Politico's Surprising Answer to Why the New Obama Bio is Unpopular

Politico contributor David Greenberg has met almost no one who has read the latest Obama biography by David J. Garrow, entitled Rising Star: The Making of Barack Obama. Despite a few shocking headlines based on select revelations in the book, it has not performed particularly well in sales either, in comparison with other biographies of the pre-presidential life of the forty-fourth president.


Sure Obama hasn’t occupied the Oval Office in six months, so perhaps he’s old news; it’s Trump’s America now. Yet, the reality of a Trump White House seems rather to make liberals nostalgic for the Obama era. Now seems like the perfect time for his supporters to remember him with another depiction of his life.

There’s a problem with reading Rising Star to that purpose, and it happens to be the surprising reason Greenberg concludes contributes to the relative unpopularity of this new biography.

It isn’t that the book itself is not good.
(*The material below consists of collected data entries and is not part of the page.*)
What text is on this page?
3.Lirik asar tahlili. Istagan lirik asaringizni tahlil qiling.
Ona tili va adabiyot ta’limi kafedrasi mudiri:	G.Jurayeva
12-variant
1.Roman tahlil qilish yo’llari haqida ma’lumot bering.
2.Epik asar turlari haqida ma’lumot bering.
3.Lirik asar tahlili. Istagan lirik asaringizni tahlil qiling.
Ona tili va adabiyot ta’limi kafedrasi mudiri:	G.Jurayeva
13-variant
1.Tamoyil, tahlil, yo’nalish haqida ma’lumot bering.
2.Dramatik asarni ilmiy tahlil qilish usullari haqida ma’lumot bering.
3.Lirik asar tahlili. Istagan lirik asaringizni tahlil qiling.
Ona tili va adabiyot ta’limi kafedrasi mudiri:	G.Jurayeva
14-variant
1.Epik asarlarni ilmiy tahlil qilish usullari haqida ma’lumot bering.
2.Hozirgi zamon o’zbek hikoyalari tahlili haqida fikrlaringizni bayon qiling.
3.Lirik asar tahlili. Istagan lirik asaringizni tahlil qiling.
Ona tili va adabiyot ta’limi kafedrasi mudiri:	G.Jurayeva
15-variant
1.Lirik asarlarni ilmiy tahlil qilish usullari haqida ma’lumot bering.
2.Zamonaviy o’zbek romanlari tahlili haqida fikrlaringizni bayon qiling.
Greenberg writes that

It’s a masterwork of historical and journalistic research, Robert Caro-like in its exhaustiveness, and easily the most authoritative account of Obama’s pre-presidential life we’ve seen or are likely ever to see. It’s also a terrific read.

Certainly the exhaustiveness contributes to its intimidating length: it’s well over 1000 pages. That probably deters some lay readers, but not critics. No, Greenberg’s assessment, surprising coming from the pages of Politico, is that Obama’s “mythmakers” don’t like the fact that Rising Star takes the air out of his mythical image. 
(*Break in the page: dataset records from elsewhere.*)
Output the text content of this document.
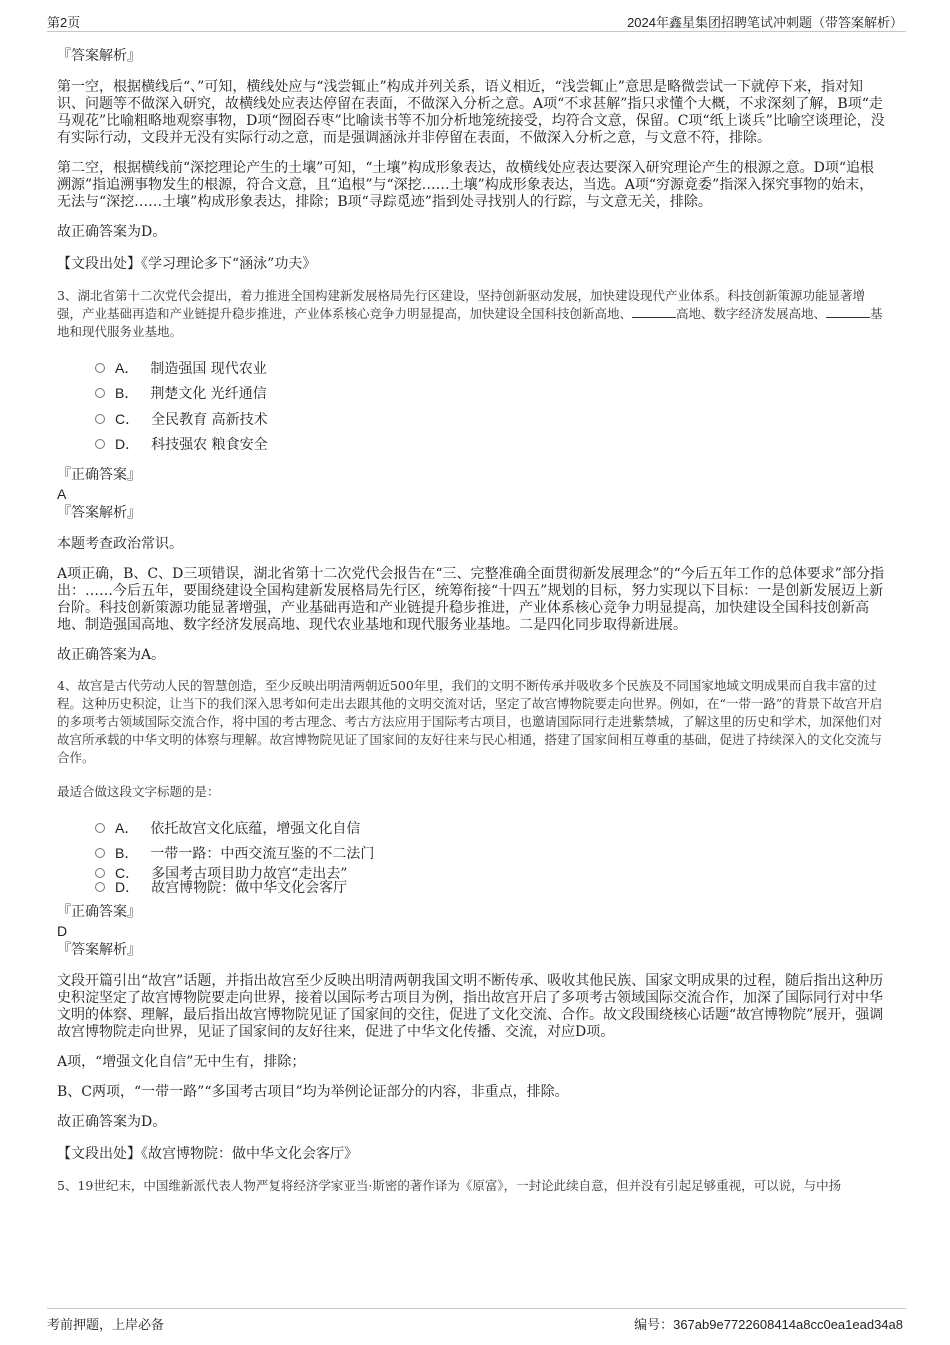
第2页	2024年鑫星集团招聘笔试冲刺题（带答案解析）

『答案解析』

第一空，根据横线后“、”可知，横线处应与“浅尝辄止”构成并列关系，语义相近，“浅尝辄止”意思是略微尝试一下就停下来，指对知识、问题等不做深入研究，故横线处应表达停留在表面，不做深入分析之意。A项“不求甚解”指只求懂个大概，不求深刻了解，B项“走马观花”比喻粗略地观察事物，D项“囫囵吞枣”比喻读书等不加分析地笼统接受，均符合文意，保留。C项“纸上谈兵”比喻空谈理论，没有实际行动，文段并无没有实际行动之意，而是强调涵泳并非停留在表面，不做深入分析之意，与文意不符，排除。

第二空，根据横线前“深挖理论产生的土壤”可知，“土壤”构成形象表达，故横线处应表达要深入研究理论产生的根源之意。D项“追根溯源”指追溯事物发生的根源，符合文意，且“追根”与“深挖……土壤”构成形象表达，当选。A项“穷源竟委”指深入探究事物的始末，无法与“深挖……土壤”构成形象表达，排除；B项“寻踪觅迹”指到处寻找别人的行踪，与文意无关，排除。

故正确答案为D。

【文段出处】《学习理论多下“涵泳”功夫》

3、湖北省第十二次党代会提出，着力推进全国构建新发展格局先行区建设，坚持创新驱动发展，加快建设现代产业体系。科技创新策源功能显著增强，产业基础再造和产业链提升稳步推进，产业体系核心竞争力明显提高，加快建设全国科技创新高地、	高地、数字经济发展高地、	基地和现代服务业基地。

A． 制造强国 现代农业
B． 荆楚文化 光纤通信
C． 全民教育 高新技术
D． 科技强农 粮食安全

『正确答案』

A

『答案解析』

本题考查政治常识。

A项正确，B、C、D三项错误，湖北省第十二次党代会报告在“三、完整准确全面贯彻新发展理念”的“今后五年工作的总体要求”部分指出：……今后五年，要围绕建设全国构建新发展格局先行区，统筹衔接“十四五”规划的目标，努力实现以下目标：一是创新发展迈上新台阶。科技创新策源功能显著增强，产业基础再造和产业链提升稳步推进，产业体系核心竞争力明显提高，加快建设全国科技创新高地、制造强国高地、数字经济发展高地、现代农业基地和现代服务业基地。二是四化同步取得新进展。

故正确答案为A。

4、故宫是古代劳动人民的智慧创造，至少反映出明清两朝近500年里，我们的文明不断传承并吸收多个民族及不同国家地域文明成果而自我丰富的过程。这种历史积淀，让当下的我们深入思考如何走出去跟其他的文明交流对话，坚定了故宫博物院要走向世界。例如，在“一带一路”的背景下故宫开启的多项考古领域国际交流合作，将中国的考古理念、考古方法应用于国际考古项目，也邀请国际同行走进紫禁城，了解这里的历史和学术，加深他们对故宫所承载的中华文明的体察与理解。故宫博物院见证了国家间的友好往来与民心相通，搭建了国家间相互尊重的基础，促进了持续深入的文化交流与合作。

最适合做这段文字标题的是：

A． 依托故宫文化底蕴，增强文化自信
B． 一带一路：中西交流互鉴的不二法门
C． 多国考古项目助力故宫“走出去”
D． 故宫博物院：做中华文化会客厅

『正确答案』

D

『答案解析』

文段开篇引出“故宫”话题，并指出故宫至少反映出明清两朝我国文明不断传承、吸收其他民族、国家文明成果的过程，随后指出这种历史积淀坚定了故宫博物院要走向世界，接着以国际考古项目为例，指出故宫开启了多项考古领域国际交流合作，加深了国际同行对中华文明的体察、理解，最后指出故宫博物院见证了国家间的交往，促进了文化交流、合作。故文段围绕核心话题“故宫博物院”展开，强调故宫博物院走向世界，见证了国家间的友好往来，促进了中华文化传播、交流，对应D项。

A项，“增强文化自信”无中生有，排除；

B、C两项，“一带一路”“多国考古项目”均为举例论证部分的内容，非重点，排除。

故正确答案为D。

【文段出处】《故宫博物院：做中华文化会客厅》

5、19世纪末，中国维新派代表人物严复将经济学家亚当·斯密的著作译为《原富》，一封论此续自意，但并没有引起足够重视，可以说，与中扬

考前押题，上岸必备	编号：367ab9e7722608414a8cc0ea1ead34a8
Of course, Garrow is gratuitously critical and dismissive of other Obama biographers such as David Maraniss and David Remnick, a move that is anything but ingratiating with them, but Garrow also trains his sharp research skills and his “gotcha tone” on Obama himself. As Greenberg writes, “I suspect that Rising Star’s critics were put off by [Garrow’s] manifest skepticism about the Obama legend.”


He takes apart many claims from Dreams from My Father regarding Obama’s time in Indonesia, his teen years, his post-collegiate work and his church life — he “did not have a religious bone in his body.” Garrow depicts his ever-changing stance on gay marriage. Perhaps least surprising to conservatives, it shows that Obama downplayed his relationship with Weather Underground terrorist Bill Ayers.
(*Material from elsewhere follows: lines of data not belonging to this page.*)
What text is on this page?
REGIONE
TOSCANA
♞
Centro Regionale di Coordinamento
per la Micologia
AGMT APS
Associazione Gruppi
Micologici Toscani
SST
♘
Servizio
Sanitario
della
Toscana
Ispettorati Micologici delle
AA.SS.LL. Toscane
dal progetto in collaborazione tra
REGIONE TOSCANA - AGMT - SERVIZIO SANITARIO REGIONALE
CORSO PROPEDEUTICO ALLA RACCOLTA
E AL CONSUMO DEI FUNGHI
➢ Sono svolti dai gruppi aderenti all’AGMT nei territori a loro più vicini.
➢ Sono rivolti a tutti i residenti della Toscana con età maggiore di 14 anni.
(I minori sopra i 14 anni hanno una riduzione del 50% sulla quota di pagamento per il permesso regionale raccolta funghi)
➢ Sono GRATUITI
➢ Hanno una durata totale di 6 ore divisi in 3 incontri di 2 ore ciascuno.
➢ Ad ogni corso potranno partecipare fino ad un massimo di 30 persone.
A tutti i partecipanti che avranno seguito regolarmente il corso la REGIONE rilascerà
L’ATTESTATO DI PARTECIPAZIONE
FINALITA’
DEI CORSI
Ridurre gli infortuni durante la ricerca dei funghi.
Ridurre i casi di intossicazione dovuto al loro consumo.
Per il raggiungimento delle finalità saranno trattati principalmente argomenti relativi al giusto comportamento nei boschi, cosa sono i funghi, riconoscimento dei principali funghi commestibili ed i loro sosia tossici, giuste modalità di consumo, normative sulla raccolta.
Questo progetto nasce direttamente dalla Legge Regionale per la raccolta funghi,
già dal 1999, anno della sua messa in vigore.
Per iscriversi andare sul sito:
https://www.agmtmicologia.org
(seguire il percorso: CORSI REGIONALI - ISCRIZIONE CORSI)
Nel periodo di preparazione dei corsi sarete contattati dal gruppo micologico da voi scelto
Rising Star is not, according to Greenberg, anti-Obama. Garrow, a liberal himself, also criticizes books like Stanley Kurtz’s Radical-in-Chief: Barack Obama and the Untold Story of American Socialism, “dispensing with their caricature of Obama as a flaming socialist.” Mostly he humanizes Obama, a jarring portrayal for anyone who bought into the imagery of the Greek columns of his nomination acceptance speech at the 2008 Democratic National Convention.

More to the point, it seems as if a significant number of his fans thought of Obama as “above all that” image-crafting typical of politicians. (Try not to spew your coffee everywhere, laughing.)

It’s no scandal that Obama should prettify his life story for public consumption, especially if, as Garrow persuasively argues, he was eyeing a political career when he wrote Dreams. We all chisel a little in our self-presentations, especially politicians. What gives Garrow’s exposure of Obama’s self-fashioning its special frisson is the prevailing image of the president as a squeaky clean, non-political truth-teller. You expect Bill Clinton’s My Life or George W. Bush’s Decision Points to be a self-serving political document. But a lot of people really thought Dreams was something different. When we read, toward the end of Rising Star, that Obama told Oprah Winfrey, “The biggest mistake politicians make is being inauthentic,” it’s hard not to appreciate Garrow’s irony.


Garrow shows that Obama began very early to craft his image. He even refers to Dream from My Father as “historical fiction,” a term Greenberg finds hyperbolic. Both seem comfortable with Obama’s autobiographical alterations, and indeed, some polishing and embellishment is probably harmless, even expected.

However, when that sort of alteration is employed in claims made by the president, such as “if you like your health-care plan, you can keep your health-care plan” or his revisionist claims about Benghazi, it’s a different story. Perhaps the release of a book like Rising Star before Obama’s presidency would have punctured the myth before it became indestructible in the minds of so many of his voters. History might look a little different, and not in the way he would have preferred.